White LEDs were the technological breakthrough that changed the world of lighting, now they are everywhere. There’s no better sign of their cost-effective ubiquity than the dollar store solar garden light: a complete unit integrating a white LED with its solar cell and battery storage. Not content with boring white lights on the ground, [Emily] decided to switch up their colors with a mix of single-color LEDs and dynamic color-changing LEDs, then hung them up high as colorful solar ornaments.
The heart of these solar devices is a YX8018 chip (or one of its competitors.) While the sun is shining, solar power is directed to charge up the battery. Once the solar cell stops producing power, presumably because the sun has gone down, the chip starts acting as a boost converter (“Joule thief”) pushing a single cell battery voltage up high enough to drive its white LED. Changing that LED over to a single color LED is pretty straightforward, but a color changing LED adds a bit of challenge. The boost converter deliver power in pulses that are too fast for human eyes to pick up but the time between power pulses is long enough to cause a color-changing circuit to reset itself and never get beyond its boot-up color.
The hack to keep a color-changing LED’s cycle going is to add a capacitor to retain some charge between pulses, and a diode to prevent that charge from draining back into the rest of the circuit. A ping-pong ball serves as light diffuser, and the whole thing is hung up using a 3D-printed sheath which adds its own splash of color.
Solar garden lights are great basis for a cheap and easy introduction to electronics hacking. We’ve seen them turn into LED throwies, into a usable flashlight, or even to power an ATTiny microcontroller.
The output of the choke is shorted to ground periodically by a transistor to charge it up. That’s why you need the diode, otherwise the capacitor would discharge through the boost transistor.
Yes, that’s how a boost converter works in general.
Other than waterproofing, are there any hacks to make these cheap solar lamps last longer?
e.g. larger capacitor?
I wonder if substituting the white LED for a yellow would use less battery and/or provide more brightness.
(Some of my oldest running solar LED lamps use yellow LEDs)
Probably the best way to improve the length of time they stay lit would be to put a better battery in them. The batteries that are included are usually of very poor quality.
Regarding the color, I’ve found that lights in which I installed green and blue LEDs stay on longer than the lights in which I installed yellow and red LEDs. The green and blue diodes have higher forward voltages, but I’m no EE, and I don’t know theory enough to know why that translates to a longer time staying on each night.

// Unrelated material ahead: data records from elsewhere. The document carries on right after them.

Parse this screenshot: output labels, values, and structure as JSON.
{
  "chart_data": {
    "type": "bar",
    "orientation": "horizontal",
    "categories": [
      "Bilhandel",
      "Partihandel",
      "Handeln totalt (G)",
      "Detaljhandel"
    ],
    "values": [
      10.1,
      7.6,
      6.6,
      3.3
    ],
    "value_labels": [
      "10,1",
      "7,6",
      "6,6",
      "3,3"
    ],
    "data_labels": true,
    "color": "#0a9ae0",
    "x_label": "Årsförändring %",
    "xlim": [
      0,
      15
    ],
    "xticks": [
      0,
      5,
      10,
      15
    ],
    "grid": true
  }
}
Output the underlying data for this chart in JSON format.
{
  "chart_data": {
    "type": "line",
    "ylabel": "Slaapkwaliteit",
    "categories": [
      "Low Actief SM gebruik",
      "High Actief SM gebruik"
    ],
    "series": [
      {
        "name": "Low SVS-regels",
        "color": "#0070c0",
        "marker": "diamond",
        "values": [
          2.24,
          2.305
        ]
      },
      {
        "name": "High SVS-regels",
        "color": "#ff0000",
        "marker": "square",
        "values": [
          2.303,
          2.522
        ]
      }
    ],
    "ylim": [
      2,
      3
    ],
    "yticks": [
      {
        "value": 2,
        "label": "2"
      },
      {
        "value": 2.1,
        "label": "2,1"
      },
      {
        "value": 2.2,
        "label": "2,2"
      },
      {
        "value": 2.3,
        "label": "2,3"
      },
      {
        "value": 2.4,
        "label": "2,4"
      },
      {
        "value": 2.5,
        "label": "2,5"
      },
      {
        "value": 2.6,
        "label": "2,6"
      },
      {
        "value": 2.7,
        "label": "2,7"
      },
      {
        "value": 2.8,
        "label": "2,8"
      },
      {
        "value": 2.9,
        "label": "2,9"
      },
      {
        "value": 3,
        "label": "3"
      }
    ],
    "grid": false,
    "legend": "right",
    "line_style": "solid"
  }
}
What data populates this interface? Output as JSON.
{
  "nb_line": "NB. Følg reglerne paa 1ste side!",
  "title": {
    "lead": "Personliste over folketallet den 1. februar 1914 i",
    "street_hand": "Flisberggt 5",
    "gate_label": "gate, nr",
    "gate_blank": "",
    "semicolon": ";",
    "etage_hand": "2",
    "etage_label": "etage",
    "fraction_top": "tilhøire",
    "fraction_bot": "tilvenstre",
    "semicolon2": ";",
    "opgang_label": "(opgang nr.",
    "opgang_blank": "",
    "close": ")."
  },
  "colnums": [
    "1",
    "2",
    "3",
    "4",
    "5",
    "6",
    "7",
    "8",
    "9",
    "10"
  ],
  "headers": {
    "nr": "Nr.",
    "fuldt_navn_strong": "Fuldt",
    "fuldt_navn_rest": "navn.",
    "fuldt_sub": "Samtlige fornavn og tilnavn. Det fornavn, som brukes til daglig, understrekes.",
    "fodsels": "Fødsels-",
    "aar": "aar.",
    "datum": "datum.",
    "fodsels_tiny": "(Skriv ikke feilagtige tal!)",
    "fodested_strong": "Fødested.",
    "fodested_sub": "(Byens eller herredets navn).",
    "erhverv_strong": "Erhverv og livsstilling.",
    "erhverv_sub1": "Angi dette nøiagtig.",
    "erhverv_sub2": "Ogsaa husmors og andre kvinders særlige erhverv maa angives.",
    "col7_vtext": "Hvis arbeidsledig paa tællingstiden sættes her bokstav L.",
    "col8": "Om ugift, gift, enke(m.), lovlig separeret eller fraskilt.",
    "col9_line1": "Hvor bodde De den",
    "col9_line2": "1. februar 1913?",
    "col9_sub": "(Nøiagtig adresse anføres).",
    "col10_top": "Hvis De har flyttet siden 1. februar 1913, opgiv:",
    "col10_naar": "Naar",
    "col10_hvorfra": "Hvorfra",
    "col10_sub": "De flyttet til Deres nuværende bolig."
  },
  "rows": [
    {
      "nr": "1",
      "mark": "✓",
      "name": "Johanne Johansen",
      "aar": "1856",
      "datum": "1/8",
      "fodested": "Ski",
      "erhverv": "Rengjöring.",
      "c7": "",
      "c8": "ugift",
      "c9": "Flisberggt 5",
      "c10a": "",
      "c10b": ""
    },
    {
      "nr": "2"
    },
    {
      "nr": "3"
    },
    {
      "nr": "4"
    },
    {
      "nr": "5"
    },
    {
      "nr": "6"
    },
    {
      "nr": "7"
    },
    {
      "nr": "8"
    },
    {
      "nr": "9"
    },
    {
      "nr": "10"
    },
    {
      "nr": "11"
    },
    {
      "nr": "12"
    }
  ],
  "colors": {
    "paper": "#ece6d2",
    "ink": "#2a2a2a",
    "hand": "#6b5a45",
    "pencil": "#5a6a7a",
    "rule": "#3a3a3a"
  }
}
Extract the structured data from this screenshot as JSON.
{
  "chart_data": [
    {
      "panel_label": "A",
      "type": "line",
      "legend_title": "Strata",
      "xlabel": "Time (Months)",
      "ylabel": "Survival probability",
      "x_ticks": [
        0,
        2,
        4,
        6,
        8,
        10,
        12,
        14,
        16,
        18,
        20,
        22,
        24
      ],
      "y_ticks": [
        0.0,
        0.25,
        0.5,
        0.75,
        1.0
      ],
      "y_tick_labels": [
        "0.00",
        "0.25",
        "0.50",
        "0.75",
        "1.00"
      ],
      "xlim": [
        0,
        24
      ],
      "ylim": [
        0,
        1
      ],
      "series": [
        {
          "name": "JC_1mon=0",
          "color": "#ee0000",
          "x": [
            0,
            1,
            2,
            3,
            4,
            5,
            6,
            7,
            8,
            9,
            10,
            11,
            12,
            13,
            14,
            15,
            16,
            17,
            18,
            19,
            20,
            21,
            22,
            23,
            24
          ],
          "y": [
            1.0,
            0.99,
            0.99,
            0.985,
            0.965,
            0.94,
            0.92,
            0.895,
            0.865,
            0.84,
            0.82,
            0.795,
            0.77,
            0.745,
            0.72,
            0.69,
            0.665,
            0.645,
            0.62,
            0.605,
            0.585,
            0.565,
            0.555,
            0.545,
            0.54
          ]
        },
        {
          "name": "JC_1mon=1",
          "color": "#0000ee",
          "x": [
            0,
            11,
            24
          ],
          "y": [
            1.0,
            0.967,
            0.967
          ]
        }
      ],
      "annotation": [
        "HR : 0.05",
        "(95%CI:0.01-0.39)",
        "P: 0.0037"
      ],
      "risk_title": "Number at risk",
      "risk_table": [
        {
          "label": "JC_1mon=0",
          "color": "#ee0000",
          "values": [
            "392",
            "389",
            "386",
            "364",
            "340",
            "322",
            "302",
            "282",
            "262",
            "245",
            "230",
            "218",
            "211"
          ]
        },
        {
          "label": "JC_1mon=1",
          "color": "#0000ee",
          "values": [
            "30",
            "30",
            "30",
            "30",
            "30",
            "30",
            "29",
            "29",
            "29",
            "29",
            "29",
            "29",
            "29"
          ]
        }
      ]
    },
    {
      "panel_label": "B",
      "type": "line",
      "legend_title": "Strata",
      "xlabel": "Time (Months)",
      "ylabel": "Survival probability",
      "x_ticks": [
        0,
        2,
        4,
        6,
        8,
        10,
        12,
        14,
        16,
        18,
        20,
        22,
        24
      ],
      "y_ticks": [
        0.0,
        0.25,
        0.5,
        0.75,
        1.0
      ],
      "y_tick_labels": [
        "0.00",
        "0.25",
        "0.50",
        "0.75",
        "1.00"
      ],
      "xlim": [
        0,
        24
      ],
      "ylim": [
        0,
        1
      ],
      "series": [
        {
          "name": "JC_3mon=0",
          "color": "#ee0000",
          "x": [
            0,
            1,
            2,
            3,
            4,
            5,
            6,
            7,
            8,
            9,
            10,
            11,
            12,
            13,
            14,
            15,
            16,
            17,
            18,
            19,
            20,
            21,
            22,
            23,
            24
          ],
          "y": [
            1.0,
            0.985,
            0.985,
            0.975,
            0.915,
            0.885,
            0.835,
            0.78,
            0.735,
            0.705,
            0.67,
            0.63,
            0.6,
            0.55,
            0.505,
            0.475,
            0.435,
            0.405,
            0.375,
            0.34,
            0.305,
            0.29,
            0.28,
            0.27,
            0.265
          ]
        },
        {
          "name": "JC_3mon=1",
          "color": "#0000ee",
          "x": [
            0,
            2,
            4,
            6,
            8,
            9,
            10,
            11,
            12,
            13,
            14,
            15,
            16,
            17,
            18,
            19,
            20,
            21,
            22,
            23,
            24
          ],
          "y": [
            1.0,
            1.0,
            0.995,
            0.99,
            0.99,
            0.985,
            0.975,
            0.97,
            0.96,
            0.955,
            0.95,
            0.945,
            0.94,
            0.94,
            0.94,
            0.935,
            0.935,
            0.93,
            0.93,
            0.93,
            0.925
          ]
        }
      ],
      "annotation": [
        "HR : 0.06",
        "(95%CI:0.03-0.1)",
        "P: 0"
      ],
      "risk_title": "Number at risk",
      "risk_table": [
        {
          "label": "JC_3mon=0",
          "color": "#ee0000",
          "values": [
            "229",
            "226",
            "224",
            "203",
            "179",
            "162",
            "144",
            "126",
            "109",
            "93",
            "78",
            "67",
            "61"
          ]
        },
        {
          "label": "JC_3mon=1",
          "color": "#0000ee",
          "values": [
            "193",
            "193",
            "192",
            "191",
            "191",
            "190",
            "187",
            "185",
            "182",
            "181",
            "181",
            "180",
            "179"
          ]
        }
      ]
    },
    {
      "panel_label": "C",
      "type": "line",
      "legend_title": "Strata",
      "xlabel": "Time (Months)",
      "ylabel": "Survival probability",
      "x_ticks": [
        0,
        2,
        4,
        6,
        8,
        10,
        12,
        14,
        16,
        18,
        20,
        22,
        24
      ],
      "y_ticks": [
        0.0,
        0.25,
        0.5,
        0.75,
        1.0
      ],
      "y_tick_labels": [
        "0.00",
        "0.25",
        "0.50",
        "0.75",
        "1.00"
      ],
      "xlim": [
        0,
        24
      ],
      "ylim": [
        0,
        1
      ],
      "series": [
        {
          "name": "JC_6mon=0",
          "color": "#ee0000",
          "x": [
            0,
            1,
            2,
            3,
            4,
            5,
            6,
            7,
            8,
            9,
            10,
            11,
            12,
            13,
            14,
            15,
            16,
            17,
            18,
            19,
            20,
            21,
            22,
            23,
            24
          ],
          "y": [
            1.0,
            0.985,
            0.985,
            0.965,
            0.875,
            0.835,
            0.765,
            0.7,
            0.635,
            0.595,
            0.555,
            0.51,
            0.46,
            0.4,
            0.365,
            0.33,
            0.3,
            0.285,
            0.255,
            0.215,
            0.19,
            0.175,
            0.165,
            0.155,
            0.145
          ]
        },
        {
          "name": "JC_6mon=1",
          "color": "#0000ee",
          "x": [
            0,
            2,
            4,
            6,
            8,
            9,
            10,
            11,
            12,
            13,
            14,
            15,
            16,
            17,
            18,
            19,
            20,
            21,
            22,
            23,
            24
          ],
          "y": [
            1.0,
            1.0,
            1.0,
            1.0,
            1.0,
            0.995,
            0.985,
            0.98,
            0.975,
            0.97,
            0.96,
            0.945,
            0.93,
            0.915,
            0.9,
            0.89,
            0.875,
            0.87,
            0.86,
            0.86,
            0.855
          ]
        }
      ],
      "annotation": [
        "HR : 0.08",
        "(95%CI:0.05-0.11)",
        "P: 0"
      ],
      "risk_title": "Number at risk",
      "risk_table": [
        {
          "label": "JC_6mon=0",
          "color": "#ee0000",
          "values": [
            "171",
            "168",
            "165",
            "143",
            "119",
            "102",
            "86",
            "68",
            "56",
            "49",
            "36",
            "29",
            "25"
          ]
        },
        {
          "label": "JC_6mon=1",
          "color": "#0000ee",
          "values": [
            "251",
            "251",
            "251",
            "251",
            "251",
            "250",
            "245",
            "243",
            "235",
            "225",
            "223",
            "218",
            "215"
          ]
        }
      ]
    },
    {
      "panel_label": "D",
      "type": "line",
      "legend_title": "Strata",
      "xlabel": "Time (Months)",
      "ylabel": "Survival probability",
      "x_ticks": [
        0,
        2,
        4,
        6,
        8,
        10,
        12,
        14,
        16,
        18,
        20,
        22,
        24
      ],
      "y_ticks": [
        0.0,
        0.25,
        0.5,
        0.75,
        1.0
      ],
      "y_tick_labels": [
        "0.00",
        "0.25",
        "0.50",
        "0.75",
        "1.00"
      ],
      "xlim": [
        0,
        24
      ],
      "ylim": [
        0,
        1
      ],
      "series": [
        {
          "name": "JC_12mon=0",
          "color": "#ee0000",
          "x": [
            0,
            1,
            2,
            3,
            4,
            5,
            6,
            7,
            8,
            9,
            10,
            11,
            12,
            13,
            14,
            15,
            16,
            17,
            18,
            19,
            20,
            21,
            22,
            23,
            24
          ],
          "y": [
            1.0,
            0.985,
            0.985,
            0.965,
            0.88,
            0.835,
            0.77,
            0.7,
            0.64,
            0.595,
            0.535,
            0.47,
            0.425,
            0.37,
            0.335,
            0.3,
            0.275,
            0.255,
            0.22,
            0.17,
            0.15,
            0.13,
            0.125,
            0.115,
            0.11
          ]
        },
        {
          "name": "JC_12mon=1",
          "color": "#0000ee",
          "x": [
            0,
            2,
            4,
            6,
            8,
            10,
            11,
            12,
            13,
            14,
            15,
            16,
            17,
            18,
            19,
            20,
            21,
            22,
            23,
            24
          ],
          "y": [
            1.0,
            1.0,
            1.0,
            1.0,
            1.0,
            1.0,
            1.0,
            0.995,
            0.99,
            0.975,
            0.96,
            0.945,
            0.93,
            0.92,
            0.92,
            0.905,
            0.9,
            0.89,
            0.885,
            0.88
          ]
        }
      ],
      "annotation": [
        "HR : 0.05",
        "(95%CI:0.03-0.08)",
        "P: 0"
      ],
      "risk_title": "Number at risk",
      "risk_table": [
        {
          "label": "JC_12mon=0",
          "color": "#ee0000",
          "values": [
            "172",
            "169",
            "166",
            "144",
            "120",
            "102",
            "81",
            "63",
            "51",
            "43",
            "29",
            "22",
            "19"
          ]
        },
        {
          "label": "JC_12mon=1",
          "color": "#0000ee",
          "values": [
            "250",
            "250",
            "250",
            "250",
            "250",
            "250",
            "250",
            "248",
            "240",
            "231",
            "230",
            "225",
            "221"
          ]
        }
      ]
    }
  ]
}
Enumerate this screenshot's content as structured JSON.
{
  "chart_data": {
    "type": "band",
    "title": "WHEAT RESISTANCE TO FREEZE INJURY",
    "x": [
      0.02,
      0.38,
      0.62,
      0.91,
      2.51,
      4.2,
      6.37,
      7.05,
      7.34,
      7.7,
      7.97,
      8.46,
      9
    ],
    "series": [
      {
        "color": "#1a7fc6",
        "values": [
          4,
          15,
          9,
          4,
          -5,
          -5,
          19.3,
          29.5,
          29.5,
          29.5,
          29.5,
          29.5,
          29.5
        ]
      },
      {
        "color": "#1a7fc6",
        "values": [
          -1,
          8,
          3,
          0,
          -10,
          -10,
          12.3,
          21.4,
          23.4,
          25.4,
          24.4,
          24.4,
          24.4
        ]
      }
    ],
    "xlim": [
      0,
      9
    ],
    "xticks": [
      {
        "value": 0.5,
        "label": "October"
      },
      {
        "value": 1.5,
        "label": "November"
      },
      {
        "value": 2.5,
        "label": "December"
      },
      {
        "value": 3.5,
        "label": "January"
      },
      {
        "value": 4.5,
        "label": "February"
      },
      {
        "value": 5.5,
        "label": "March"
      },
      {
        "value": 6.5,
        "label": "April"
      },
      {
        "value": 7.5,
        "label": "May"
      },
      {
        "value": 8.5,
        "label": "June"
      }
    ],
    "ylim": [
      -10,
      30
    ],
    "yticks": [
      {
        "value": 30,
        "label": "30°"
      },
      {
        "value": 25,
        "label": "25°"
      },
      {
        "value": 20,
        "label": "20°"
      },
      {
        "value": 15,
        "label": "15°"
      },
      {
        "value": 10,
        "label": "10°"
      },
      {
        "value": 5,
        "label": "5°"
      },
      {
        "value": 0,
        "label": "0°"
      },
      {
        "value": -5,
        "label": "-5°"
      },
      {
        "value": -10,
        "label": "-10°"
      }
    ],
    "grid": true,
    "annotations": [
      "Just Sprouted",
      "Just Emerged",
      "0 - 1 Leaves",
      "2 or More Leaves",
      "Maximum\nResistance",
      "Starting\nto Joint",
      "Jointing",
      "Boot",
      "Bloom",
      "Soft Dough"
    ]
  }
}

Higher FW voltage and very often much higher efficiency. So they run at lower current, but are still bright.
I guess the question is whether you adjusted things to maintain similar perceptual brightness, since the human eye is MUCH more sensitive to green than other colors and hence you need far less power to achieve the same visible brightness.
Thanks guys! (guys is not gender specific here)
I do have a bag of green LEDs that have been waiting to be used.
I just crammed new LEDs in without adjusting for anything.
I think you’re partially right that green just seems brighter than red, but really the red and yellow ones do die hours before the blue and green ones. Sometimes the blue and green ones will still have some charge left when morning comes, whereas the red and yellow ones are often dead by midnight.
I just crammed new LEDs in without adjusting for anything.
I think you’re partially right that green just seems brighter than red, but really the red and yellow ones do die hours before the blue and green ones. Sometimes the blue and green ones will still have some charge left when morning comes, whereas the red and yellow ones are often dead by midnight.
In Oz you can buy color changing garden solar lights for ~$1. Bought some for Christmas and they are still going strong.
Nice, they still go for 3 for $10 here in the U.S.
File this one away because the temptation to convert cheap solar lights to *stuff* will pop up eventually for a lot of people, and likely more and more as electronics dive for lower voltages and current needs.
I did this to change some garden lights to flame-flicker rather than steady lights. Since the flicker lights have their own µprocessor (as do the RGB), I had to blunder around with the diode/cap dance that is shown here.
I’d like to see the circuit/die of that uproc in the color changing LEDs.
This has proven as very informative indeed!